The Colleyville City Council on Sept. 3 approved three items disclosed after an executive session: a $30,000 economic-development reimbursement grant to a building owner on State Highway 26, authorization for the city manager to enter a letter of intent (LOI) for sale of city-owned property at 7015 Colleyville Boulevard, and a settlement with Siddons Martin Emergency Group LLC for equipment repairs.
The council voted 6-0 to approve Resolution R-25-5071, confirming the executive-session actions. Mayor Bobby Linda Mood moved the measure and Mayor Pro Tem Elder seconded. Mayor Pro Tem Elder, Council members Alfonso, Richardson (Deputy Mayor Pro Tem), Graves and Gunderson voted aye; Council Member Raines was absent.

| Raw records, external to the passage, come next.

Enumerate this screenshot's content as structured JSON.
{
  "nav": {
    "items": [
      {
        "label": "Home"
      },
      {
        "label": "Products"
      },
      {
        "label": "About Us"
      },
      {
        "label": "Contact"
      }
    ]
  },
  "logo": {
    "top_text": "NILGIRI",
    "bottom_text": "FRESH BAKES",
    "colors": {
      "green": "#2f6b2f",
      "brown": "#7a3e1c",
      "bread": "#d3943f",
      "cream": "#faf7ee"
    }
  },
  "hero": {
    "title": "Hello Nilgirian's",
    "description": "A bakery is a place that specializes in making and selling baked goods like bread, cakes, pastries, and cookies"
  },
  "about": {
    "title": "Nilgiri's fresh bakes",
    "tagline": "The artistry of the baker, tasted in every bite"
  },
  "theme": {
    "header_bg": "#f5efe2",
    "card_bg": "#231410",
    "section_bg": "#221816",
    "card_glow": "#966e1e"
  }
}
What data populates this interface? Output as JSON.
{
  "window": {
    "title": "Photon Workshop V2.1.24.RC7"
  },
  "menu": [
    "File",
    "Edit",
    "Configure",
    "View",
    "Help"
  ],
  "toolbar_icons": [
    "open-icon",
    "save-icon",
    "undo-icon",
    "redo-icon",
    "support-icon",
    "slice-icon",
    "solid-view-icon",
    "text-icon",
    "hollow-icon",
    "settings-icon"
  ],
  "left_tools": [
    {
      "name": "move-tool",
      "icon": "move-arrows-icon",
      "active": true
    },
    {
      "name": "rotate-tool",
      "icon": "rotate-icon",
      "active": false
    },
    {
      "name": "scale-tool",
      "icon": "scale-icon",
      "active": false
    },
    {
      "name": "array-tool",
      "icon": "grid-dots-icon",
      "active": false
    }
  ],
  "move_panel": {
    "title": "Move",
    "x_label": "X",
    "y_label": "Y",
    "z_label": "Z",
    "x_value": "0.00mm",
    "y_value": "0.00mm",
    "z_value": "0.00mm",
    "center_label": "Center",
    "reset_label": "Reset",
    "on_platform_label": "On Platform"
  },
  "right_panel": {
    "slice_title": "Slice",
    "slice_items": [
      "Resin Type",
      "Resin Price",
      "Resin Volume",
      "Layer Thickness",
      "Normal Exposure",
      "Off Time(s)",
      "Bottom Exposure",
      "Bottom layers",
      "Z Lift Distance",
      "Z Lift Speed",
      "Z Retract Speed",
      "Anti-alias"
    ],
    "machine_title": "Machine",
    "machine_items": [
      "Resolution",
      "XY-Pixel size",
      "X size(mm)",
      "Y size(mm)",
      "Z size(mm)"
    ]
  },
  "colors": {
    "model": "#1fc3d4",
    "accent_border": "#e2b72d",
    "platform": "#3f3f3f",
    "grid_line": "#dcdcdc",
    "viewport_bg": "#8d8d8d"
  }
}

The grant is intended to reimburse a property owner for exterior improvements at the southwest corner of State Highway 26 and Brown Trail. Assistant City Manager Mark Wood told the council the owner will invest about $94,000 in repairs and upgrades including siding and stucco repair, mold remediation, stonework and new awnings; Wood said the resolution language should be corrected to cap the city contribution at $30,000.
Also disclosed from executive session was a letter of intent from CDC Equities LLC to purchase 33.809 acres of city-owned land at 7015 Colleyville Boulevard. Wood said, if approved, staff will begin negotiating a purchase-and-sale agreement that will return to the council for final approval.
The third executive-session item authorized the city manager to enter a settlement agreement with Siddons Martin Emergency Group LLC for an amount not to exceed $143,865.86 to resolve disputed invoices for equipment repairs. The council approved payment to settle the vendor’s outstanding claims.
These three items were drawn from matters the council handled in executive session and then memorialized in a public resolution, which the council adopted on a roll-call vote. No members of the public addressed these items during the council’s public hearing before the vote.
The resolution’s preamble referenced compliance with the Open Meetings Act.